Architektur der Choräle

Hintergrund: Das Kloster Brunshausen ist nicht nur der geschichtsträchtigste Ort Gandersheims – in unserer Rosvitha-Lesung in der Marienkapelle heute abend durfte man bereits dem Gründermythos der Stadt lauschen. Die eher dunkelen Seiten sind auch weithin bekannt (vgl. bereits hier). Im Klosterhof gibt es auch ein Café und Gästehaus, in dem die Familie Löming eine wahre Schatztruhe an Erzählungen in ihren Köpfen trägt, die sich in, um und an dem alten Gebäude abgespielt haben. Die allermeisten davon sind auch den Gandersheimern völlig unbekannt.

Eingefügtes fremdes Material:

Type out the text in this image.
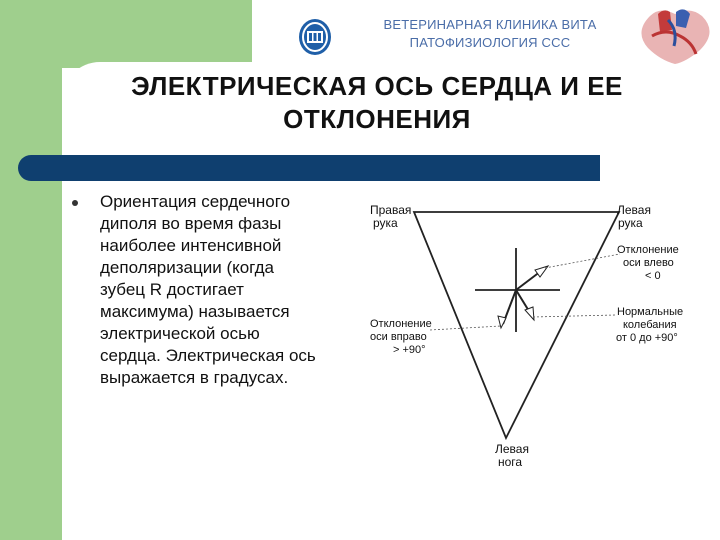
ВЕТЕРИНАРНАЯ КЛИНИКА ВИТА
ПАТОФИЗИОЛОГИЯ ССС
ЭЛЕКТРИЧЕСКАЯ ОСЬ СЕРДЦА И ЕЕ
ОТКЛОНЕНИЯ
Ориентация сердечного
диполя во время фазы
наиболее интенсивной
деполяризации (когда
зубец R достигает
максимума) называется
электрической осью
сердца. Электрическая ось
выражается в градусах.
Правая
рука
Левая
рука
Отклонение
оси влево
< 0
Нормальные
колебания
от 0 до +90°
Отклонение
оси вправо
> +90°
Левая
нога
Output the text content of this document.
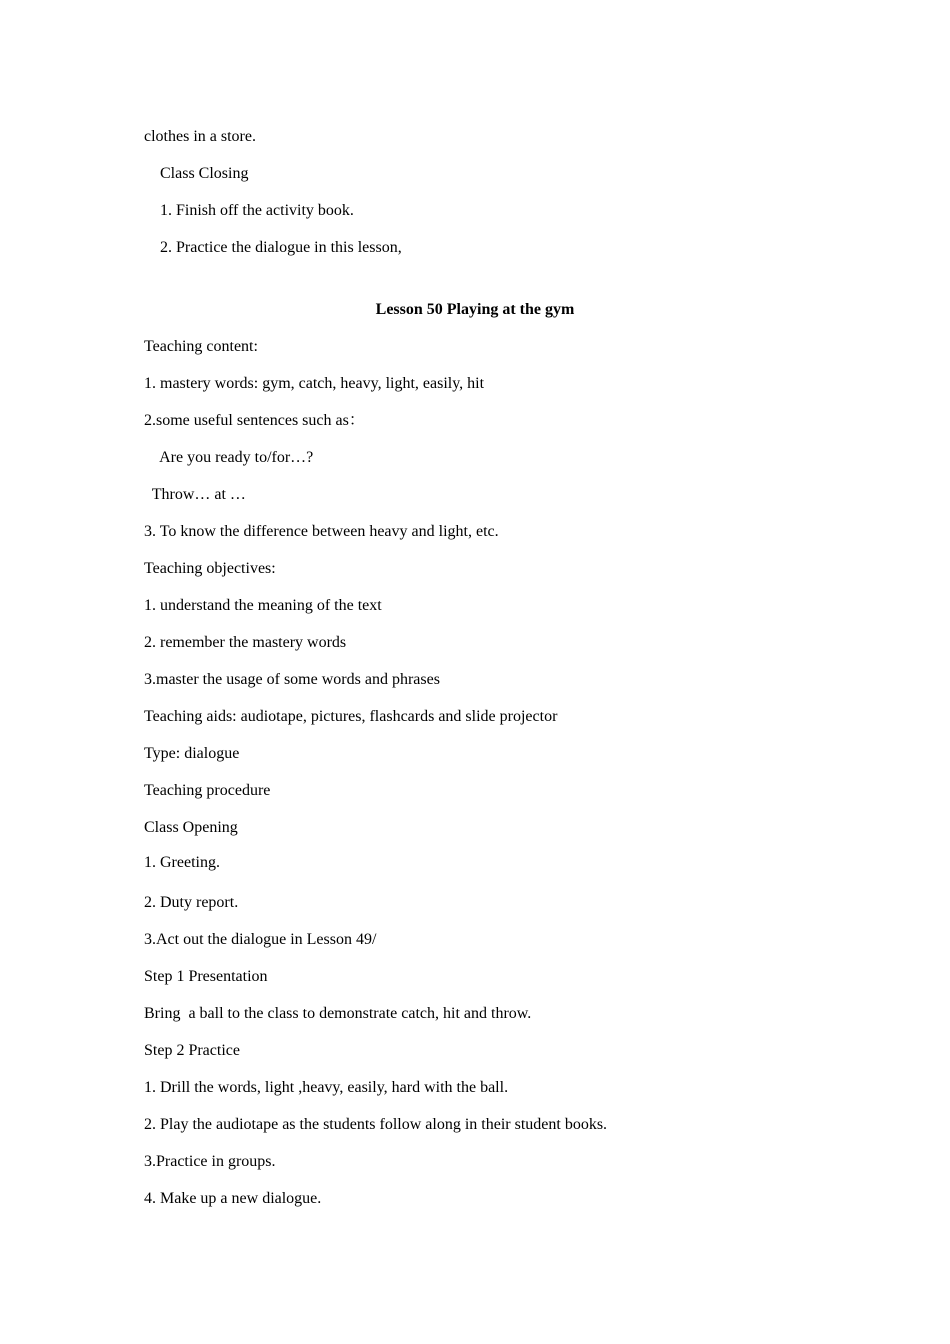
clothes in a store.
Class Closing
1. Finish off the activity book.
2. Practice the dialogue in this lesson,
Lesson 50 Playing at the gym
Teaching content:
1. mastery words: gym, catch, heavy, light, easily, hit
2.some useful sentences such as：
Are you ready to/for…?
Throw… at …
3. To know the difference between heavy and light, etc.
Teaching objectives:
1. understand the meaning of the text
2. remember the mastery words
3.master the usage of some words and phrases
Teaching aids: audiotape, pictures, flashcards and slide projector
Type: dialogue
Teaching procedure
Class Opening
1. Greeting.
2. Duty report.
3.Act out the dialogue in Lesson 49/
Step 1 Presentation
Bring  a ball to the class to demonstrate catch, hit and throw.
Step 2 Practice
1. Drill the words, light ,heavy, easily, hard with the ball.
2. Play the audiotape as the students follow along in their student books.
3.Practice in groups.
4. Make up a new dialogue.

Erst ist es nur der Wind. Das Rauschen der Bäume und das Zwitschern verirrter Vögel bildet eine Partitur, auf der sich mit jedem Schritt, den Skulpturenweg entlang, eine kleine Melodie einnistet. Eher eine Art Sprechgesang, ein Flüstern, aber zu undeutlich zum Verstehen. Irgendwann wird ein alter Bau sichtbar und die Stimmen haben sich zu einem murmelnden Orkan am Himmel zusammengebraut. Hier hat alles begonnen, ein Ground Zero, eine Genesis, und mit jedem Jahr wuchs die Last zu erzählen, die nun der Wind zu tragen hat. Ein Choral aus Kakophonien und Widersprüchen und Biographien, die alle etwas sagen wollen, sagen, immer weiter sagen. Die Stimmen fließen aus dem alten Kloster aus, bluten aus seinen Wänden und bilden fast alles ab, was zur Erzählung von Deutschland gehört.

Um sie zu hören, muss man sie ordnen, begehbar machen, Architektur errichten. Räume errichten. Die Geschichte des Klosters Brunshausen hat drei Zimmer.
Zimmer Eins: Mittelalter, Bildungsstädte, Reformationszeit, Kulturhochburg. Rosvitha.
Zimmer Zwei: Lager. Frauen- und Kinderlager. Die nicht so schöne Zeit.
Zimmer Drei: Ausflugsziel. Renovierung. Museum. Aufarbeitung. Angefüllt mit Karten zu Zimmer Eins und Zimmer Zwei.

Drei Zimmer, um den Sturm der Choräle in Bahnen und Kanäle zu lenken, ihn in Mauern und Mörtel und Anstrich zu fassen. Doch streckt man die Hand aus und nähert sie langsam dem Putz, dann steigt das Geflüster wieder aus dem Kalk, es will herausbrechen, hervorbrechen, neue Türen zu unbekannten Zimmern aufreißen, die in so großer Zahl dahinter liegen.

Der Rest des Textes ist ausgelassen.